US: WeWork has begun formal negotiations with all its landlords over its lease commitments.
The company held a call for landlords yesterday, and chief executive David Tolley has published a letter confirming it has begun the “next phase” of scaling back its real estate commitments.
Tolley said the company is “kicking off a process of global engagement with our landlords to renegotiate nearly all our leases”. It will seek to negotiate terms that allow the company to maintain its “quality of service and global network, in a financially sustainable manner”. It will seek to exit “unfit and underperforming locations” and reinvest in its strongest assets.

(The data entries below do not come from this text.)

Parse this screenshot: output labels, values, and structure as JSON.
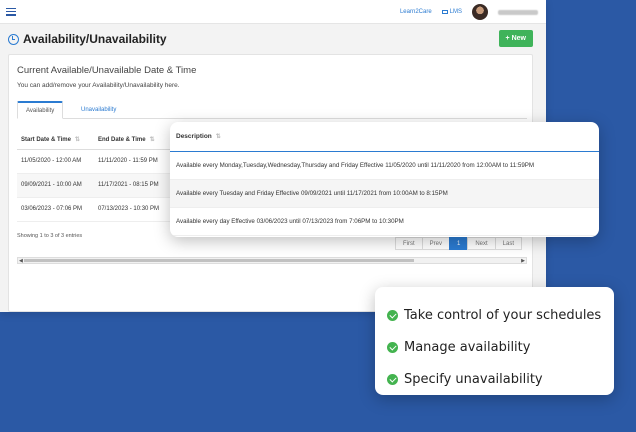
{
  "topbar": {
    "link1": "Learn2Care",
    "link2": "LMS"
  },
  "page": {
    "title": "Availability/Unavailability",
    "new_button": "New"
  },
  "card": {
    "title": "Current Available/Unavailable Date & Time",
    "subtitle": "You can add/remove your Availability/Unavailability here."
  },
  "tabs": [
    "Availability",
    "Unavailability"
  ],
  "table": {
    "columns": [
      "Start Date & Time",
      "End Date & Time"
    ],
    "rows": [
      [
        "11/05/2020 - 12:00 AM",
        "11/11/2020 - 11:59 PM"
      ],
      [
        "09/09/2021 - 10:00 AM",
        "11/17/2021 - 08:15 PM"
      ],
      [
        "03/06/2023 - 07:06 PM",
        "07/13/2023 - 10:30 PM"
      ]
    ],
    "showing": "Showing 1 to 3 of 3 entries"
  },
  "pager": {
    "first": "First",
    "prev": "Prev",
    "current": "1",
    "next": "Next",
    "last": "Last"
  },
  "description": {
    "header": "Description",
    "rows": [
      "Available every Monday,Tuesday,Wednesday,Thursday and Friday Effective 11/05/2020 until 11/11/2020 from 12:00AM to 11:59PM",
      "Available every Tuesday and Friday Effective 09/09/2021 until 11/17/2021 from 10:00AM to 8:15PM",
      "Available every day Effective 03/06/2023 until 07/13/2023 from 7:06PM to 10:30PM"
    ]
  },
  "features": [
    "Take control of your schedules",
    "Manage availability",
    "Specify unavailability"
  ],
  "colors": {
    "brand_blue": "#2b59a5",
    "link_blue": "#2b7bd1",
    "new_green": "#3fb35a",
    "check_green": "#43b34f"
  }
}
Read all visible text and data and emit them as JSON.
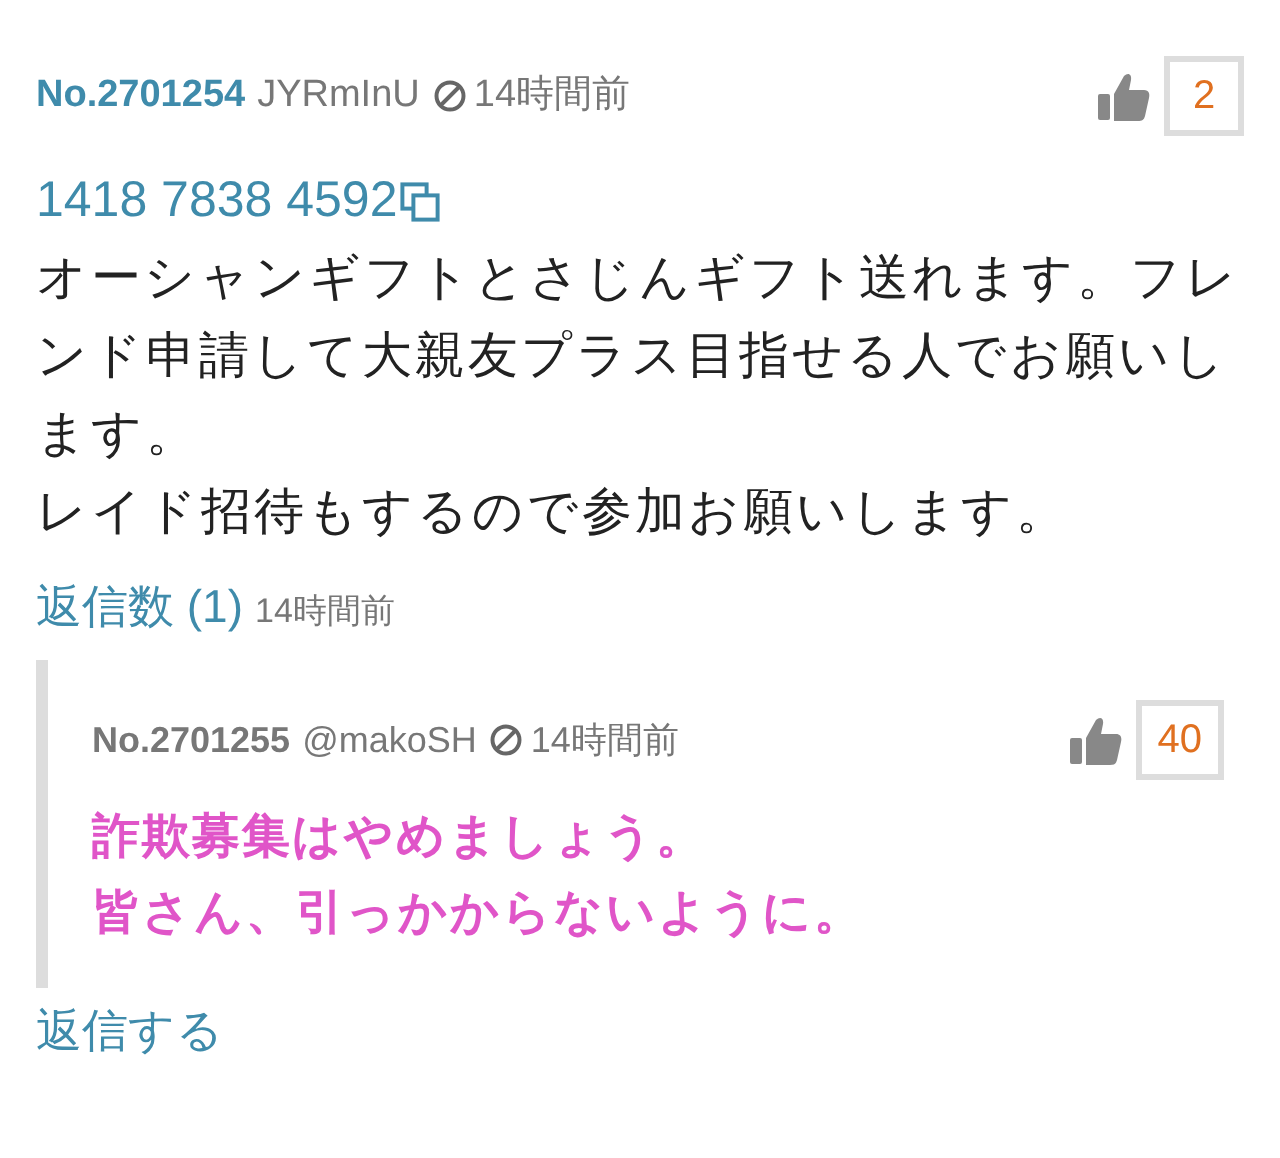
{
  "post": {
    "number": "No.2701254",
    "user": "JYRmInU",
    "time": "14時間前",
    "likes": "2",
    "friend_code": "1418 7838 4592",
    "paragraphs": [
      "オーシャンギフトとさじんギフト送れます。フレンド申請して大親友プラス目指せる人でお願いします。",
      "レイド招待もするので参加お願いします。"
    ],
    "replies_link": "返信数 (1)",
    "replies_time": "14時間前"
  },
  "replies": [
    {
      "number": "No.2701255",
      "user": "@makoSH",
      "time": "14時間前",
      "likes": "40",
      "lines": [
        "詐欺募集はやめましょう。",
        "皆さん、引っかからないように。"
      ]
    }
  ],
  "reply_button": "返信する"
}
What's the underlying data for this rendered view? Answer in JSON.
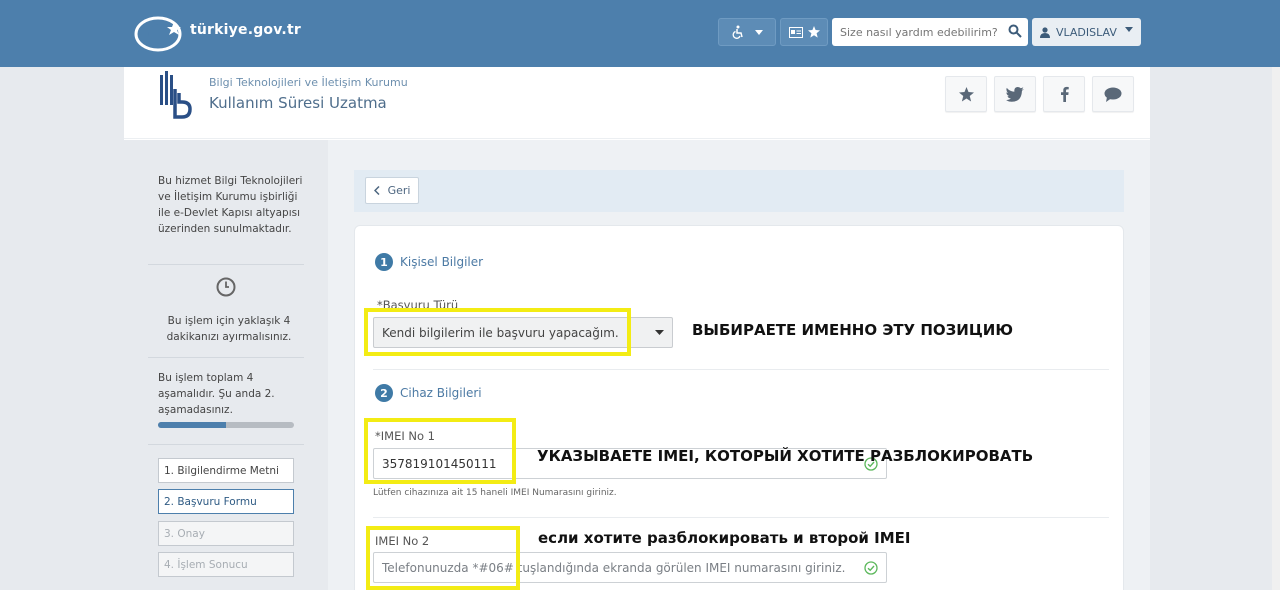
{
  "header": {
    "logo_text": "türkiye.gov.tr",
    "search_placeholder": "Size nasıl yardım edebilirim?",
    "user_name": "VLADISLAV",
    "icons": [
      "wheelchair-icon",
      "id-card-icon",
      "star-icon",
      "search-icon",
      "user-icon",
      "caret-down-icon"
    ]
  },
  "institution": {
    "name": "Bilgi Teknolojileri ve İletişim Kurumu",
    "service_title": "Kullanım Süresi Uzatma",
    "share_icons": [
      "star-icon",
      "twitter-icon",
      "facebook-icon",
      "comment-icon"
    ]
  },
  "sidebar": {
    "description": "Bu hizmet Bilgi Teknolojileri ve İletişim Kurumu işbirliği ile e-Devlet Kapısı altyapısı üzerinden sunulmaktadır.",
    "time_text": "Bu işlem için yaklaşık 4 dakikanızı ayırmalısınız.",
    "steps_text": "Bu işlem toplam 4 aşamalıdır. Şu anda 2. aşamadasınız.",
    "progress_fraction": 0.5,
    "steps": [
      {
        "label": "1. Bilgilendirme Metni",
        "state": "done"
      },
      {
        "label": "2. Başvuru Formu",
        "state": "active"
      },
      {
        "label": "3. Onay",
        "state": "disabled"
      },
      {
        "label": "4. İşlem Sonucu",
        "state": "disabled"
      }
    ]
  },
  "content": {
    "back_label": "Geri",
    "section1": {
      "number": "1",
      "title": "Kişisel Bilgiler"
    },
    "basvuru_label": "*Başvuru Türü",
    "basvuru_value": "Kendi bilgilerim ile başvuru yapacağım.",
    "section2": {
      "number": "2",
      "title": "Cihaz Bilgileri"
    },
    "imei1_label": "*IMEI No 1",
    "imei1_value": "357819101450111",
    "imei1_hint": "Lütfen cihazınıza ait 15 haneli IMEI Numarasını giriniz.",
    "imei2_label": "IMEI No 2",
    "imei2_placeholder": "Telefonunuzda *#06# tuşlandığında ekranda görülen IMEI numarasını giriniz."
  },
  "annotations": {
    "note1": "ВЫБИРАЕТЕ ИМЕННО ЭТУ ПОЗИЦИЮ",
    "note2": "УКАЗЫВАЕТЕ IMEI, КОТОРЫЙ ХОТИТЕ РАЗБЛОКИРОВАТЬ",
    "note3": "если хотите разблокировать и второй IMEI",
    "highlight_color": "#f3ec14"
  },
  "colors": {
    "header_bg": "#4d7fac",
    "accent": "#3f7aa6",
    "valid_check": "#5cb85c"
  }
}
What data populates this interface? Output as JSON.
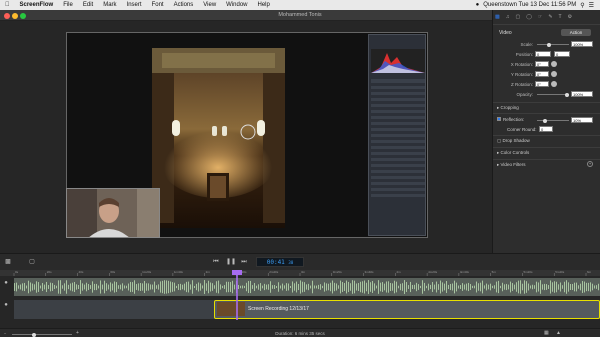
{
  "menubar": {
    "app_name": "ScreenFlow",
    "items": [
      "File",
      "Edit",
      "Mark",
      "Insert",
      "Font",
      "Actions",
      "View",
      "Window",
      "Help"
    ],
    "status_right": "Queenstown  Tue 13 Dec  11:56 PM"
  },
  "window": {
    "title": "Mohammed Tonis"
  },
  "inspector": {
    "section_title": "Video",
    "action_button": "Action",
    "scale_label": "Scale:",
    "scale_value": "100%",
    "position_label": "Position:",
    "position_x": "0",
    "position_y": "0",
    "xrot_label": "X Rotation:",
    "xrot_value": "0°",
    "yrot_label": "Y Rotation:",
    "yrot_value": "0°",
    "zrot_label": "Z Rotation:",
    "zrot_value": "0°",
    "opacity_label": "Opacity:",
    "opacity_value": "100%",
    "cropping_label": "Cropping",
    "reflection_label": "Reflection:",
    "reflection_value": "10%",
    "corner_label": "Corner Round:",
    "corner_value": "0",
    "dropshadow_label": "Drop Shadow",
    "colorcontrols_label": "Color Controls",
    "videofilters_label": "Video Filters"
  },
  "transport": {
    "timecode": "00:41",
    "timecode_frames": "30"
  },
  "timeline": {
    "clip_label": "Screen Recording 12/13/17",
    "ruler_ticks": [
      "0s",
      "20s",
      "40s",
      "60s",
      "1m20s",
      "1m40s",
      "2m",
      "2m20s",
      "2m40s",
      "3m",
      "3m20s",
      "3m40s",
      "4m",
      "4m20s",
      "4m40s",
      "5m",
      "5m20s",
      "5m40s",
      "6m"
    ]
  },
  "status": {
    "duration": "Duration: 6 mins 35 secs"
  },
  "colors": {
    "selection": "#e8e000",
    "playhead": "#a66cf0",
    "accent": "#2f7bf0"
  }
}
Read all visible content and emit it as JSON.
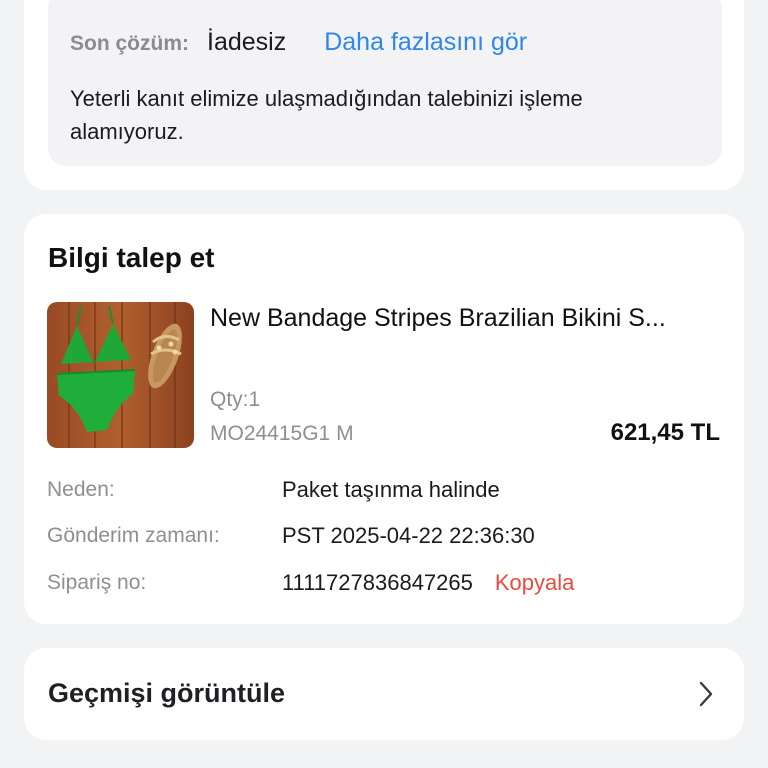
{
  "resolution": {
    "label": "Son çözüm:",
    "value": "İadesiz",
    "more_link": "Daha fazlasını gör",
    "message": "Yeterli kanıt elimize ulaşmadığından talebinizi işleme alamıyoruz."
  },
  "info": {
    "title": "Bilgi talep et",
    "product": {
      "title": "New Bandage Stripes Brazilian Bikini S...",
      "qty": "Qty:1",
      "sku": "MO24415G1 M",
      "price": "621,45 TL"
    },
    "details": [
      {
        "label": "Neden:",
        "value": "Paket taşınma halinde"
      },
      {
        "label": "Gönderim zamanı:",
        "value": "PST 2025-04-22 22:36:30"
      },
      {
        "label": "Sipariş no:",
        "value": "1111727836847265"
      }
    ],
    "copy_label": "Kopyala"
  },
  "history": {
    "label": "Geçmişi görüntüle",
    "icon": "chevron-right-icon"
  },
  "colors": {
    "link_blue": "#2f87e8",
    "copy_red": "#ea4b3a",
    "background": "#f2f3f5"
  }
}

WeWork intends to remain in most of its buildings and markets and when it closes locations it will “promptly inform members and offer alternative arrangements and additional support to” reduce any “disruption or inconvenience” in the process. Tolley added: “Let me finish by making one thing clear: WeWork is here to stay. We will remain a global flex space leader and trusted real estate partner to our members.”
In its Q2 results released last month, WeWork warned “substantial doubt exists” about its ability to continue as a going concern. At the end of last week the company said it had completed a 1-for-40 reverse stock split as it moved to prevent its common stock shares from being delisted from the New York Stock Exchange.
WeWork was trading at a near record low of 13 cents a share in late August and NYSE rules meant it needed to ensure its stock price moves above $1 a share for it to remain on the exchange. By Tuesday it was trading at $3.63 a share, down 17 per cent on the previous day close of $4.40. When WeWork listed it was valued at $9 billion, down from the $47 billion valuation that the company and majority shareholder SoftBank had attached to WeWork at its first failed attempt at listing in 2019.
The company has hired real estate adviser Hilco Global, consultant Alvarez & Marsal and law firm Kirkland & Ellis regarding its restructuring options.